Judge OKs Kentucky Commandments Display

U.S. District Judge Joseph Hood barred the Kansas state government from displaying a large Ten Commandments tablet outside the Capitol in 2000 and 2006 but ruled this past week that a framed Ten Commandments display could go up as part of a larger historic exhibit.

The display of the Ten Commandments in the King James version will be included as part of the "Foundations of American Law and Government Display" comprised of 10 framed historic documents including the Magna Carta, Mayflower Compact, the "In God We Trust" national motto, the Declaration of Independence, and the preamble to the Kentucky Constitution.

The judge's order last Monday came in response to a request by the administration of Gov. Ernie Fletcher to have the exhibit, described as having a predominately secular purpose, posted in the Capitol Rotunda. Hood clarified that the previous injunction did not apply to this display but declined to rule on the constitutionality of the display.

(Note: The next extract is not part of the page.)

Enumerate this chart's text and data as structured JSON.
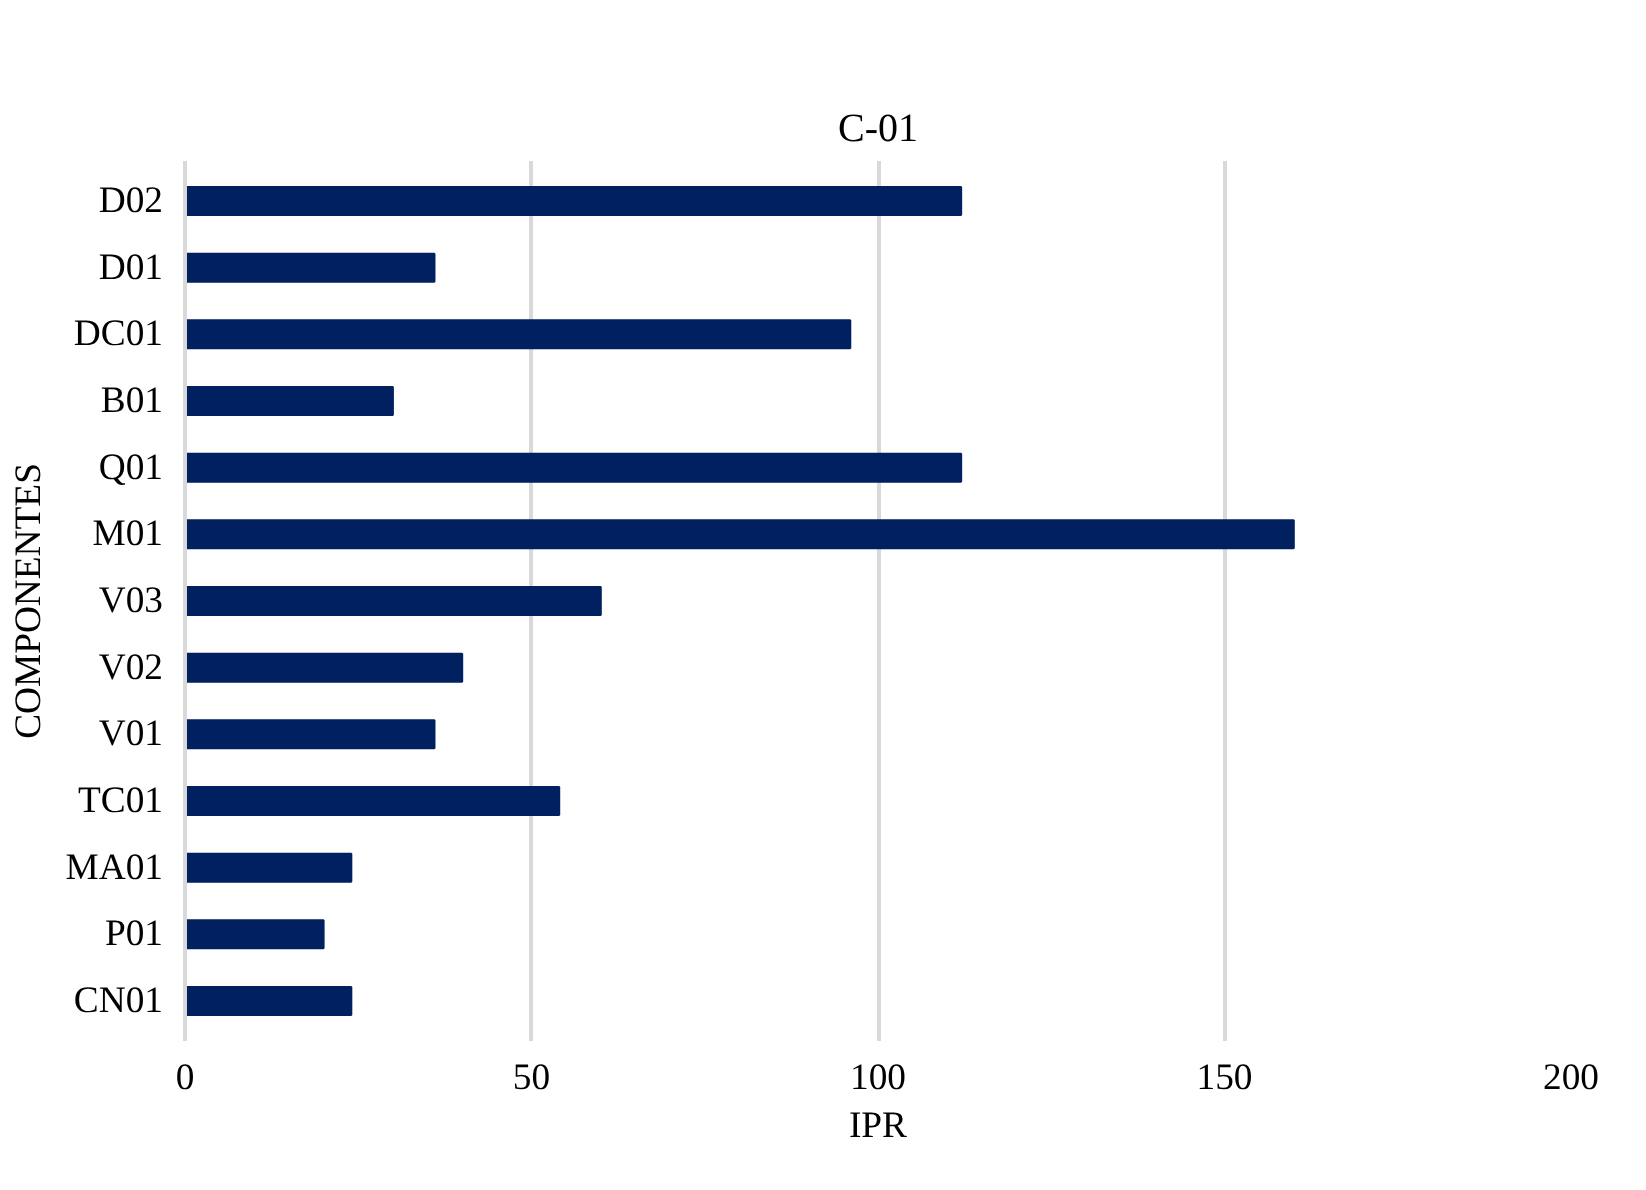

The Rev. Herschel Walker, pastor of Hopewell Baptist Church in Corbin, donated the documents to the state last month in hopes of teaching history to Kentucky children.
"This is a great teaching tool to teach something about the foundation of our law and the government," he told the Associated Press.

The display is identical to the displays posted in the Mercer and Rowan County Courthouses and upheld as constitutional in past court cases.

Last year, the governor approved legislation that allows a 6-foot-tall granite Ten Commandments monument donated by the Fraternal Order of Eagles to be displayed at the Capitol with other historic documents. But the federal injunction has prevented the monument from going on display.

The U.S. Supreme court has ruled that such displays are not inherently unconstitutional, and whether they endorse religion should be judged on a case-by-case basis.